Hacker haben mit Schadsoftware ein Computernetzwerk angegriffen, auf das elf Krankenhäuser und vier Altenpflegeeinrichtungen in Rheinland-Pfalz und im Saarland zugreifen. In den betroffenen Krankenhäusern mussten die Ärzte medizinische Befunde deshalb wieder mit Stiften zu Papier bringen.

Unter anderem seien Kliniken in Worms, Mainz, Alzey und Bad Kreuznach von der Malware-Attacke betroffen. Die angegriffenen Krankenhäuser gehören dem Deutschen Roten Kreuz (DRK), genauer gesagt: der DRK-Trägergesellschaft Süd-West. Die Schadsoftware habe Server und Datenbanken verschlüsselt, es handelt sich also um Ransomware. Auf die von der Malware verschlüsselten Daten konnte das medizinische Personal nicht mehr zugreifen, wie Spiegel Online berichtet.

Das medizinische Personal und die Verwaltung musste Patientenaufnahmen und Laborbefunde während des Angriffs ganz klassisch mit Bleistift, Kugelschreiber und Papier durchführen. Die Versorgung der Patienten sei aber nicht gefährdet, medizinische Geräte seien nicht betroffen und bisher habe man auch keine Hinweise darauf, dass vertrauliche Informationen gestohlen wurden.

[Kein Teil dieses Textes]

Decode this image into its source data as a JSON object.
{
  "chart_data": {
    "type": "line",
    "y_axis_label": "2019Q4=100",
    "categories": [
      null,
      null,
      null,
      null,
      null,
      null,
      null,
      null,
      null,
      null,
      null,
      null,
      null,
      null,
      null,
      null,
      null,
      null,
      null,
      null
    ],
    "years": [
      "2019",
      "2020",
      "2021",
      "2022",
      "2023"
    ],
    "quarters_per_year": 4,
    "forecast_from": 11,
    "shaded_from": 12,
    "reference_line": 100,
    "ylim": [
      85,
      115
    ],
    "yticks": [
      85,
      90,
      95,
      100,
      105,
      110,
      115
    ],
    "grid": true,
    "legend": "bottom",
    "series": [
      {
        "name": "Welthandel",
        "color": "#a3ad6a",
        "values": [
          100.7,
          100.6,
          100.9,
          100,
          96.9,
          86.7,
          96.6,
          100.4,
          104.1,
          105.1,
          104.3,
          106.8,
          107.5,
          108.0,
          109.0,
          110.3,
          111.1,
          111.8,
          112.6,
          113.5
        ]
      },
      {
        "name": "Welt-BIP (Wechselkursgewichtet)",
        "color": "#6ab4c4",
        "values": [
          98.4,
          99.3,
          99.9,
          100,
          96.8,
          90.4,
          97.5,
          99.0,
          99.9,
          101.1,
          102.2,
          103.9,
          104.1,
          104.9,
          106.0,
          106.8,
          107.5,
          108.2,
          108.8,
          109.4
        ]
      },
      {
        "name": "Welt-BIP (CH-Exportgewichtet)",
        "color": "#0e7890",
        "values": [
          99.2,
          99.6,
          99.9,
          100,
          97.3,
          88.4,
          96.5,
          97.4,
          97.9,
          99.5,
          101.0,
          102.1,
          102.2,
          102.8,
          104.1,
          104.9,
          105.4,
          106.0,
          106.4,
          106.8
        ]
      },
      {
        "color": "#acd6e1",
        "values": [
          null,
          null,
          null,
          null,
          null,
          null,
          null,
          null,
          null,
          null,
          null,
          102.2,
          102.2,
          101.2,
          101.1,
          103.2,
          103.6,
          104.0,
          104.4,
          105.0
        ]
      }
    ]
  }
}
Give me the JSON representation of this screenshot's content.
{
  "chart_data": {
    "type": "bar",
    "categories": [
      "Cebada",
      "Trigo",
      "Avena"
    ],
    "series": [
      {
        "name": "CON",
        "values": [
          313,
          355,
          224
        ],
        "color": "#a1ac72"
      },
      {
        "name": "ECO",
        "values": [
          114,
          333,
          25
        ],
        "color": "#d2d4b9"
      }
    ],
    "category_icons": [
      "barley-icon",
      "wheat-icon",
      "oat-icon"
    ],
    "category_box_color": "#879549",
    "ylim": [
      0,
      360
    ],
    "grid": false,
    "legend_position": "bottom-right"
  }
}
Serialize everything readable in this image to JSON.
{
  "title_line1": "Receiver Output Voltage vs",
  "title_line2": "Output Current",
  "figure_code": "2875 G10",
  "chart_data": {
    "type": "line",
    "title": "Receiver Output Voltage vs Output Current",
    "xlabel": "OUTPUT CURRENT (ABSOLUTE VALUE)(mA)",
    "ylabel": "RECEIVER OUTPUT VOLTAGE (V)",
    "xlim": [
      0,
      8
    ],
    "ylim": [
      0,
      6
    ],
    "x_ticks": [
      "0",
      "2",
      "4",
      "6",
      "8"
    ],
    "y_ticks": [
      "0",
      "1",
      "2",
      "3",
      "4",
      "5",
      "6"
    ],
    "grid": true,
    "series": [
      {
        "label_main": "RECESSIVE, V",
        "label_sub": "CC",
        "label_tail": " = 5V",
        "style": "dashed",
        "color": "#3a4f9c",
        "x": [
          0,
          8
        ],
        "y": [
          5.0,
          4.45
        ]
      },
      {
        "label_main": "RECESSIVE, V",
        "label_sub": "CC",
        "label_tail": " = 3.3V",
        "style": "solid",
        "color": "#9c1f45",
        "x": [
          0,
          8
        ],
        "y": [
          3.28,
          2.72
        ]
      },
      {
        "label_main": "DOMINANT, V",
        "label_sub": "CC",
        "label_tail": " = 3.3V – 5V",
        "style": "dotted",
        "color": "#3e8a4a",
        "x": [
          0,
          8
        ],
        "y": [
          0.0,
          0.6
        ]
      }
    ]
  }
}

Sonntagmorgen bemerkten die Betroffenen den Angriff, doch erst am Sonntagnachmittag konnte der Verschlüsselungsvorgang gestoppt werden. Das zuständige Landeskriminalamt sei eingeschaltet und die Landeszentralstelle Cybercrime bei der Generalstaatsanwaltschaft Koblenz ermittle.

Die Schwachstelle, über die die Hacker ihre Malware einschleusen konnten, sei mittlerweile identifiziert. Die betroffenen Rechner gehen nach und nach wieder ans Netz, wie der SWR berichtet.